The June 15 community consultation meeting took an interesting turn which may mean a year delay in the decision on the possible closure of Sowchea Elementary School.
Christie Hoy and Leslie Lantz, presented an alternative program to the Nechako Lakes School District Board of Trustees. During question period after the presentation, Nadine Frenkel, Vanderhoof trustee, asked if the group intended to apply to the Vancouver Foundation – which would provide a large portion of the funding for the program – by the July cut-off.
Lantz said the intention is to use the proposal as a working copy and to apply to the foundation depending on the board’s final decision that comes down June 22.
“The proposal as its written is our working copy to present to the Vancouver Foundation,” Lantz said. “That is our goal pending on the decision is to move forward as quickly as we can.”
Charlene Seguin, SD 91 Superintendent, asked the group if it was its intention to ask the board for an extension on the June 22 decision.
“When you spoke to district staff earlier you have had some communication with the Vancouver Foundation and there’s a timeline,” Seguin said. “You’re hoping for a grant and the grant comes if you can match the funds and you’re going to need some time to match the funds.”
“Yes, that would be a letter of intent that would go in by the end of July and then you would have a formal proposal,” said Shauna Hesse, District of Fort St. James grant writer. “At this point basically we need to know where we are at or how this is going to move forward in order to tailor that to make this happen.”
“So, in reality what you’re asking for is a delay in the decision from June 22?” said Seguin. “As I interpret what you’re saying is ‘we need a little time to raise money’, would I be correct to say that?”
“We don’t know if delaying the decision is the best for everybody either,” said Lantz. ”We’re just being honest about that. We know we need more time, but we don’t know how much time.”
Mayor Rob MacDougall was the final speaker during the question period. MacDougall asked the board to consider a one year stay on the decision to close Sowchea Elementary School.
“About 10:30 this morning I was sitting in Prince George … with about a hundred individuals including the Minister of Education. We talked about how we can maintain a level of excellence in our province and our communities,” he said.
“To give our children the absolute best opportunity we can so they can succeed with education and in life.”
“I want to say thank you to the PAC, for the wonderful job you’ve done in less than two months to come up with a proposal like this,” MacDougall said. “That has a chance to succeed if we can get support from the board here.”
“I think we need some time yes, board, I’m asking for you to delay your decision one year. Give us a chance to implement this proposal, give us a chance to go out and look for sponsorship,” he said.
Hoy and Lantz said the Sowchea Elementary Parents Advisory Committee (PAC) believes there is potential to keep the school open by utilizing both Sowchea and David Hoy’s facilities as Neighbourhood Learning Centres.
Hoy said the learning centres will provide spaces where children can learn through hands-on programming in arts and culture, sports skill-building and through preschools, daycare and after-school programming. She added the proposed project would see five classrooms in each school that would provide centres for this programming.

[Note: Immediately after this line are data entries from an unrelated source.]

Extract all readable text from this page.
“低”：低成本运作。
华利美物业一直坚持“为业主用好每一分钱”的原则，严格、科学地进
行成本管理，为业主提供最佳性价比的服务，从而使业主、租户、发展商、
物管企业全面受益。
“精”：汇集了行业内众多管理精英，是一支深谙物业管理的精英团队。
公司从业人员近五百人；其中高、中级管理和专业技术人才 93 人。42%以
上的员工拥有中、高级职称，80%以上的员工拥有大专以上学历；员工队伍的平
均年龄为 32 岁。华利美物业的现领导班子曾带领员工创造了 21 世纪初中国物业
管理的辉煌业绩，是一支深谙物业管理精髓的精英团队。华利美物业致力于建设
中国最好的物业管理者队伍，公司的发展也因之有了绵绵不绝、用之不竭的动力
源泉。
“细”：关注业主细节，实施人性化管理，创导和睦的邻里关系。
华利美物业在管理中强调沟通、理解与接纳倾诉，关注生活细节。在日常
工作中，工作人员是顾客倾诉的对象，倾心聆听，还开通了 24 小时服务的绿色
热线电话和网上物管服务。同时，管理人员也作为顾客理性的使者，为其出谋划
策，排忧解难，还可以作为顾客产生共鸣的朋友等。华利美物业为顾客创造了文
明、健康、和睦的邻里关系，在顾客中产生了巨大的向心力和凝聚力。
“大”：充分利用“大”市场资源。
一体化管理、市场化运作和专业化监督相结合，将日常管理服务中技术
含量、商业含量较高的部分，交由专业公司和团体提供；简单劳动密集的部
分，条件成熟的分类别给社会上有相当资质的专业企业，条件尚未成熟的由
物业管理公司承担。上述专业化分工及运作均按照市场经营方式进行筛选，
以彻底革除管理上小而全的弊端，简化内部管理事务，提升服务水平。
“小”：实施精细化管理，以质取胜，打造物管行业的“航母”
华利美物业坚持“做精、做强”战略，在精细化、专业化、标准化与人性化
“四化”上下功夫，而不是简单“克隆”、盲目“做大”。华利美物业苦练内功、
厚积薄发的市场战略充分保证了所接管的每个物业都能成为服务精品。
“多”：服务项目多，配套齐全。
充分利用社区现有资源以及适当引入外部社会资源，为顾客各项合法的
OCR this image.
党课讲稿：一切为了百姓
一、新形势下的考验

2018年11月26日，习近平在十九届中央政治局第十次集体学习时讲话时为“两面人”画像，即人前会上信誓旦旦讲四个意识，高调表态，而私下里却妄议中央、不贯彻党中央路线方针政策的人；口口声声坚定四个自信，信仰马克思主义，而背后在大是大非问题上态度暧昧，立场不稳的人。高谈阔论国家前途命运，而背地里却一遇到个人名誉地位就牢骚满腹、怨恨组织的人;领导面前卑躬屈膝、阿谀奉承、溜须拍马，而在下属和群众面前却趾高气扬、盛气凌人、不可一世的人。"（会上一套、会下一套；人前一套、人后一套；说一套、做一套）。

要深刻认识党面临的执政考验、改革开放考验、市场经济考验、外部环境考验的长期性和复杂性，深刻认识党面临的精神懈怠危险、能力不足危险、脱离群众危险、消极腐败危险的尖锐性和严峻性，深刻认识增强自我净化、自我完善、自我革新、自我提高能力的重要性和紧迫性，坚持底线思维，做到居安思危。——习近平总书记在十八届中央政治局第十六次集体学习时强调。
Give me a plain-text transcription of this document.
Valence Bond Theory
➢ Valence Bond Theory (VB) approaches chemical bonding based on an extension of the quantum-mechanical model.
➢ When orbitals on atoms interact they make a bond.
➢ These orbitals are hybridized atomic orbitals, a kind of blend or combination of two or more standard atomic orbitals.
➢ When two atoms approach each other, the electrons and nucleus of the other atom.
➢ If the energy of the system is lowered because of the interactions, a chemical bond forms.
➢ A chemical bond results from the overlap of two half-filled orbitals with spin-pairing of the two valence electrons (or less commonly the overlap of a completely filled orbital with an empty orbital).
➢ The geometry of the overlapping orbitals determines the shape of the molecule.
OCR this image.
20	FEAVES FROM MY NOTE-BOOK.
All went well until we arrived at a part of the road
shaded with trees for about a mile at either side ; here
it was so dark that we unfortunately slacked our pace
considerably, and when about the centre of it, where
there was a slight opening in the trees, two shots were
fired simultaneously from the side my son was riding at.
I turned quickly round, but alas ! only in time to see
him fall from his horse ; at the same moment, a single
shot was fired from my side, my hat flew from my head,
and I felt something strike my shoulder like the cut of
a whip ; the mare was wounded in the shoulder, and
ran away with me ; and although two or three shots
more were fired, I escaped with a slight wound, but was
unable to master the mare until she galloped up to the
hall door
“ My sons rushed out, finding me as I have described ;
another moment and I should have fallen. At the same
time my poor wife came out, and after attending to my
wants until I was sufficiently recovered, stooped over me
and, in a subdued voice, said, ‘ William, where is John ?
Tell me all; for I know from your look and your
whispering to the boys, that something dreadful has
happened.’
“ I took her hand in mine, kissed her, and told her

“By using a proven sustainable infrastructure and by bringing the programs to the kids instead of the kids to the programs … we can be more efficient,” Hoy said.
Hoy said there are a number of possible income sources outside of program fees such as provincial partnerships, sponsorship through businesses and community foundations such as YMCA and the United Way. The Vancouver Foundation is also a grant the group would look at obtaining for the program funding.
“We feel (the project) will protect this school district’s initial PAC capital investments in the schools, it adds diversity and choice for residents and helps attract and maintain families into the district,” she said. “This works toward increasing the number of children in our schools.”